I love how this poem captures the cycle of growing awareness of a problem, and how this builds over experiencing it a few times before being able to contemplate change, then trying to make change, before finally achieving the change you need.
For anyone, parent or otherwise, we all have traps with our thoughts, feelings and behaviour which we are susceptible to fall into on repeat. Mindfulness can offer all of us an opportunity to notice our thoughts in action, and reflect on our observations. For parents, spotting your own traps as a person can be as useful as spotting those you might succumb to as a parent. Both can be insightful when trying to understand the traps your child might fall into. It’s helpful to be compassionate with yourself, your partner if you have one, your child and anyone else playing a part in traps as being human its a universal experience to have. It’s also often upsetting, agravating and exhausting to repeat unhelpful cycles that get you further from your values and goals.
Typical traps as as adult
excessive self criticism
excessive work
lack of self care or self compassion
unfavourable comparisons with other people’s lives on social media
Typical traps as a parent
Shouting and swearing at a child who won’t do as they are told, then feeling sad when this doesn’t work and you haven’t enjoyed your day with them
Battling with a child in a fussy eating phase to eat their meals, then giving them sugary snacks when this doesn’t work
Typical traps as a child
Having regular toiletting accidents due to delaying going to finish a game first
Pushing boundaries to clarify what the rules are, then getting stuck in time out still confused
Typical traps as a baby
Wanting to walk but falling over on your face
Wanting milk but not having words to ask
In family life, every family member will both have their own traps and their own role in the other family members traps. This can of course become both complicated and stressful. For example, a child may be trapped in not getting to the toilet in time due to getting absorbed in a favourite game, while a parent may be feeling anxious that the child should have got the hang of going on time by now and be self-critical of their parenting skills, denting their confidence in supporting their child to beat the trap. In turn, the child may pick up on the parents anxiety, feel anxious in turn themselves about upsetting the parent, and consequently actually be more likely to have accidents, and even try to hide the accidents from the parent thus compounding the problem.
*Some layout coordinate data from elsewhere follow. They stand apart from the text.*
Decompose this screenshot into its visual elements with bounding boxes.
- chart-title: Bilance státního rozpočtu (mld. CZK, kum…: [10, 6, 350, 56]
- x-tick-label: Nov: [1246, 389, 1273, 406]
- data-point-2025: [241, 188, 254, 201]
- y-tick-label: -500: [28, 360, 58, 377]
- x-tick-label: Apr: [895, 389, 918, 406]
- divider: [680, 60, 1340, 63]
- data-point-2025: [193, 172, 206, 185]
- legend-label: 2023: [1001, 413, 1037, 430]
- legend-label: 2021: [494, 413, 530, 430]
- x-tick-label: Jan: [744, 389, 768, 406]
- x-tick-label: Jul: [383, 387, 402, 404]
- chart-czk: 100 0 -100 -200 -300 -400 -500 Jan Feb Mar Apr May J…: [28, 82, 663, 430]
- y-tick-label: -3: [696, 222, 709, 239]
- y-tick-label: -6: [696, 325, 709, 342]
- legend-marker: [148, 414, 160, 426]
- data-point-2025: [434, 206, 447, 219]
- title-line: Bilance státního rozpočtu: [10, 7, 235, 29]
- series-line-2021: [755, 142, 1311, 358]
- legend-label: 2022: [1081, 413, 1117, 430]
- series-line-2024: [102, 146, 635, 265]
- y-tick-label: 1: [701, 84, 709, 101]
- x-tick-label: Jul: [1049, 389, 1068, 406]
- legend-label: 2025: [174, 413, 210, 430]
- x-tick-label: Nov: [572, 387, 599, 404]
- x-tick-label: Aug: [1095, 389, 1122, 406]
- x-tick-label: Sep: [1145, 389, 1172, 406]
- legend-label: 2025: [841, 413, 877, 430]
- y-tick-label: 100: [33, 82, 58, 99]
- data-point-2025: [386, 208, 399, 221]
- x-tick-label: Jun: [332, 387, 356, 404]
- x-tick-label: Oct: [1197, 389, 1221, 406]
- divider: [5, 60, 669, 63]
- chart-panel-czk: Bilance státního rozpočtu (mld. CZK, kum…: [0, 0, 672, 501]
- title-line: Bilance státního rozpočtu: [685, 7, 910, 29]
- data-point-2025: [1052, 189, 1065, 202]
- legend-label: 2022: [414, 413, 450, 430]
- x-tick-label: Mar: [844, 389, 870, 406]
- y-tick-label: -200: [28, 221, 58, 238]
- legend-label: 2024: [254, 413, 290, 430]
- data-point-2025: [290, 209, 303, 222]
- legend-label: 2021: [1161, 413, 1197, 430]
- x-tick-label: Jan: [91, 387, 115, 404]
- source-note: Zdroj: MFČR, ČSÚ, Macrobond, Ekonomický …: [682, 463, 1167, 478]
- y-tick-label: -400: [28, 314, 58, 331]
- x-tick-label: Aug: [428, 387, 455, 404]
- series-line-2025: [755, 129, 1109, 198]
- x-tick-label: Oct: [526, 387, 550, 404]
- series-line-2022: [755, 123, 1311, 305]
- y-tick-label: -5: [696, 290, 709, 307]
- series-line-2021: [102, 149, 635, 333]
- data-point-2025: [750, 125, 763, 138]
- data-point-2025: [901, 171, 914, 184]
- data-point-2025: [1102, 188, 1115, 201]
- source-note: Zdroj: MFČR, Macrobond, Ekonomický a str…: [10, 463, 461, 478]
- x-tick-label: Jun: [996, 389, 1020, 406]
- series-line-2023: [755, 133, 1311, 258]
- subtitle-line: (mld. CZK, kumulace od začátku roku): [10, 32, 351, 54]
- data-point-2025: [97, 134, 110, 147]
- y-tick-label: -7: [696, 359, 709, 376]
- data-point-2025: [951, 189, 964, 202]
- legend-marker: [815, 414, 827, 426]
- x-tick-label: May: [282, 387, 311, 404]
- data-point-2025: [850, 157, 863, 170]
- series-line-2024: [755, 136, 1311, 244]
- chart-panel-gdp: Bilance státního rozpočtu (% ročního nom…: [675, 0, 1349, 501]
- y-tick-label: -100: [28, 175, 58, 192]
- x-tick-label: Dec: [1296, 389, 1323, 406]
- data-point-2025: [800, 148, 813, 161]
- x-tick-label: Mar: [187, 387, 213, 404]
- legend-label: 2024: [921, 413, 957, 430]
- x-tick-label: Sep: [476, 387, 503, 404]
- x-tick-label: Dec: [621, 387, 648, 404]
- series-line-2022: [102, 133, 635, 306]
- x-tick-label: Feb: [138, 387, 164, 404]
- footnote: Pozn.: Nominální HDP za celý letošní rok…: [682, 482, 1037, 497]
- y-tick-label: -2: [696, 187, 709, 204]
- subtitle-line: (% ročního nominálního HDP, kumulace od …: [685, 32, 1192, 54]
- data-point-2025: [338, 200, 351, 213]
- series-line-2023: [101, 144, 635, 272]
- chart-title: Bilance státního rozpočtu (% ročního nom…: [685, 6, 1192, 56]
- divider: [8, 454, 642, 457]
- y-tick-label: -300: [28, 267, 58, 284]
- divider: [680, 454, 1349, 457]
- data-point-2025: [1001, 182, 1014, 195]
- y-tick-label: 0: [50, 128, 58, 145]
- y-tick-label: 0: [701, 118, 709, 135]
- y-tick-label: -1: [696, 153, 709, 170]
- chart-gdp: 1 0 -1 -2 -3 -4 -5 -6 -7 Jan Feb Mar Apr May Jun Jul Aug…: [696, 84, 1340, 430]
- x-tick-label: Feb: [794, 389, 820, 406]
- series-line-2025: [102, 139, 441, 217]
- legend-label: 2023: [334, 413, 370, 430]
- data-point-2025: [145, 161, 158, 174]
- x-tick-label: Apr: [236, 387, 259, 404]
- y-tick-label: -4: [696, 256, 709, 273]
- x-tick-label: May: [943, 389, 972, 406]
I’ve noticed recently that my daughter and I share some bad habits for the same reasons. Neither of us drink enough water. For both of us, the reason is we’re too busy. I am instead guilty of making cups of tea and coffee, and my daughter has picked up on this by developing a liking for chai, and requesting this too rather than the water I’d like her to drink more of. I’ve previously used a reward chart to increase her drinks consumption which was effective, but her drinking tends to reduce if mine does, even if I offer her drinks. What helped increase my awareness of my own contribution to her drinking trap was my husband working from home during the coronavirus lockdown. He continually pointed out that I, rather than her, was not drinking enough and kept croaking. My initial response was to feel indignant that I didn’t have enough chance to drink, which led me to consider that my daugher might also experience me nagging her to drink more as irritating when she too perceives herself to be busy. So rather than set up a new reward chart for us both, my solution is simpler – I model drinking lots of glasses of water, and she happily copies. Therefore, improving both of our wellbeing and reducing frustration for both of us.
So, how to spot traps?
Regularly practicing mindfulness can help you notice your thoughts, memories and other cognitive processes without getting as emotionally involved with them. With that distance, it can be easier to see what to do.
What kinds of mindfulness practice can help? Listening to an app recording regularly, e.g. from Headspace or Smiling Mind could help. Alternatively, sitting with a notepad for five minutes a day writing down whatever comes up can help you tune in. Or, go for a walk and notice what comes up in your mind – after the walk, jot down any lightbulb moments you had and any actions that you need to take. For me, its often in the shower these days that I notice traps and emerge with inspiration. It doesn’t really matter what kind of practice you do, as long as it allows you to observe your thinking and have the chance after to note down any insights or actions needed.
An observant friend or partner may also be helpful provided they can impart the feedback with some compassion or even offer of assistance in beating the trap.
And how do I beat the trap?
As with the the poem, the first and biggest step is defining and understanding the problem and commiting to doing what it takes to address it. The next step from there is to set yourself a SMART goal – one that is Specific, Measurable, Achieveable, Realistic and Time bound. Then, decide one small step you could do today to get you nearer to that goal. Next? Do it.